Abeline kini berdiri berkacak sebelah pinggang sementara satu tangannya terkepal dengan telunjuk tepat mengarah lurus pada Topan.
"Seram." desis Topan gentar sambil perlahan duduk.
Ardhi bergumam, "Lo sih ah!"
Abeline masih merah padam. Ardhi memandangnya dengan ekspresi wajah sok suci.
"Abel sayang, gue udah bilang kok sama Topan supaya jangan gangguin lo."
Topan terperangah lalu memandang Abeline,
"Bohong, Bel! Tadi Ardhi yang bilang lo udah keterlaluan.
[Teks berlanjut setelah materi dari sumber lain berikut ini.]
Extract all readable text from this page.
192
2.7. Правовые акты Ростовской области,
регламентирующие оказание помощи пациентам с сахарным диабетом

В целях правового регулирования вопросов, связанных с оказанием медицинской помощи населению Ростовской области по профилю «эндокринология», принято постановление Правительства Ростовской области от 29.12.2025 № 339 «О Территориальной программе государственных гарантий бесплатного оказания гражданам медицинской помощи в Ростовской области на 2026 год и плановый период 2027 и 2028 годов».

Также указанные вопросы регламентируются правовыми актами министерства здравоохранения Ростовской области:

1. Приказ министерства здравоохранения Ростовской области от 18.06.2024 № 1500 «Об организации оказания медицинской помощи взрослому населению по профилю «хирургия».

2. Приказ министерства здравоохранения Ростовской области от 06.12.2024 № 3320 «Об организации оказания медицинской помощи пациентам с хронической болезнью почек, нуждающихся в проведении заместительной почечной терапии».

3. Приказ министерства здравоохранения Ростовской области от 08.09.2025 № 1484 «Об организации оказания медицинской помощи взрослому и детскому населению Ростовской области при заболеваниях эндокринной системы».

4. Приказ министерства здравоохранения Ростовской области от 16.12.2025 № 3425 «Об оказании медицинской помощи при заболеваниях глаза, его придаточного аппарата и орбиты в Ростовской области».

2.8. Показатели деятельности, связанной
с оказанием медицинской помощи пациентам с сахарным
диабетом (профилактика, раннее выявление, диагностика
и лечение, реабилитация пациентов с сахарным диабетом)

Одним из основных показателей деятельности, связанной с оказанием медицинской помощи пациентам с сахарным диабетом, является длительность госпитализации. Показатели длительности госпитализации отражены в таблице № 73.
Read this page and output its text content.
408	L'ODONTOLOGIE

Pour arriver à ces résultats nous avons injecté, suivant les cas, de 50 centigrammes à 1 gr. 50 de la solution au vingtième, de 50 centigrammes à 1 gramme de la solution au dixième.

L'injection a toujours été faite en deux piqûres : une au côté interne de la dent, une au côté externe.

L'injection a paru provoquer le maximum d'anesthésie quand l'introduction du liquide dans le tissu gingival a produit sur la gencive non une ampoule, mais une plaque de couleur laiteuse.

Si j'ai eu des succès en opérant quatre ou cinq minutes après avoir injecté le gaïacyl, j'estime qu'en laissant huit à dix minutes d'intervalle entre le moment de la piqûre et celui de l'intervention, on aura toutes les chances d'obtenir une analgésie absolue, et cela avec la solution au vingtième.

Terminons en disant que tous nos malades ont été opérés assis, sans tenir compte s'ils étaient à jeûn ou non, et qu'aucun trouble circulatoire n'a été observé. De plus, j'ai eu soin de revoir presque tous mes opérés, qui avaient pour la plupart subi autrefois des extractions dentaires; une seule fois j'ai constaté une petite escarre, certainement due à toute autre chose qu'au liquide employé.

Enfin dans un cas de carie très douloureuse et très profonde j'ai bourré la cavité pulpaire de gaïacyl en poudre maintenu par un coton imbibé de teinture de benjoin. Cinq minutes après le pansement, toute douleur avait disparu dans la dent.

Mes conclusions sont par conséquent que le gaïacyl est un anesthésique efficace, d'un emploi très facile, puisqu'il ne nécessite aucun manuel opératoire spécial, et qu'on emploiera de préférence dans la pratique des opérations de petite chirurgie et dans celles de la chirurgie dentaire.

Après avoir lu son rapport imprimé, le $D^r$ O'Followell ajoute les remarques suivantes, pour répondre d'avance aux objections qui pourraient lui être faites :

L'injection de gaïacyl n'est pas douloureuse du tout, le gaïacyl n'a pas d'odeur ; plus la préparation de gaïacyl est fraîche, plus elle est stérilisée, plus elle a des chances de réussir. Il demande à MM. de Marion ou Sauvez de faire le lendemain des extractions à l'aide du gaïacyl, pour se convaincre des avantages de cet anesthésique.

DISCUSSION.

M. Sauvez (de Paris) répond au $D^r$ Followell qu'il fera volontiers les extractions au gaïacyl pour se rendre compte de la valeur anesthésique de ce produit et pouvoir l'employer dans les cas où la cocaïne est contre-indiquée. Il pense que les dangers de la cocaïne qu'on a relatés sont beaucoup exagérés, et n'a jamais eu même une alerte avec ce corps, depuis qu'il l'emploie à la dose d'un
Anak-anak sekelas mulai keganggu sama tantrum lo itu."
Ardhi menendang kaki Topan sambil memicingkan mata, "Lo ya, cari aman sendiri!"
Topan balas mendelik, "Siapa? Lo barusan, tau!"
Mata Ardhi memicing sadis ke arah Topan, "Mate, gue tadi mencoba merayu dia biar ga meledak, dogol!"
Wimaya membeliak memutar-mutar bola mata tanda tak percaya. Topan dan Ardhi yang duduk di jajaran paling belakang baris mereka, adalah anak Klub Sepak Bola dan jago berenang. Tubuh mereka jelas sehat, kuat, berbentuk. Mereka berdua juga personil band indie terkenal yang kerap memainkan lagu-lagu tahun '90an. Paras mereka yang apik didukung tinggi badan menjulang, dengan sendirinya menjadikan mereka idola sekolah.
Sayang, pikiran mereka cuma dua jengkal. Lumayan sih ketimbang sejengkal. Menurut Wimaya, mengingat mereka satu band dengan Duma, biang tantrum Abeline, seharusnya mereka cukup hanya diam. Orang lain boleh protes, boleh menyindir Abeline dengan tantrumnya, tapi tidak mereka berdua. Tidak juga setiap sahabat Duma. Semisalnya mereka mau perhatian atau membereskan masalah ini, bagusnya mereka ajak saja Abeline makan Es Campur di kantin, sambil mencoba menjadi konsultan yang bijak.
"KALIAN! Berani-beraninya!" gemetar Abeline berkata menahan emosi.
Ardhi seketika menatapnya terpana. Dalam benaknya, dia sedang memberi special EFX pada sosok Abeline.
Background langit kelam tersambar halilintar, blower dari bawah.
Gagal fokus dia pada akhirnya. Otak Ardhi memang goncang akibat kebanyakan nonton film. Visual segala sesuatu, selalu ia kaitkan dengan film hingga jadi lebih dramatis. Cita-citanya bahkan menjadi Director of Photographs seperti Om Pao. Faozan Rizal, sutradara film Ainun Habibie yang pertama.
Buat Ardhi hal macam itu keren luar biasa. Jadi, Abeline di mata Ardhi kini layaknya tokoh prajurit cewek tangguh yang siap mengeksekusi.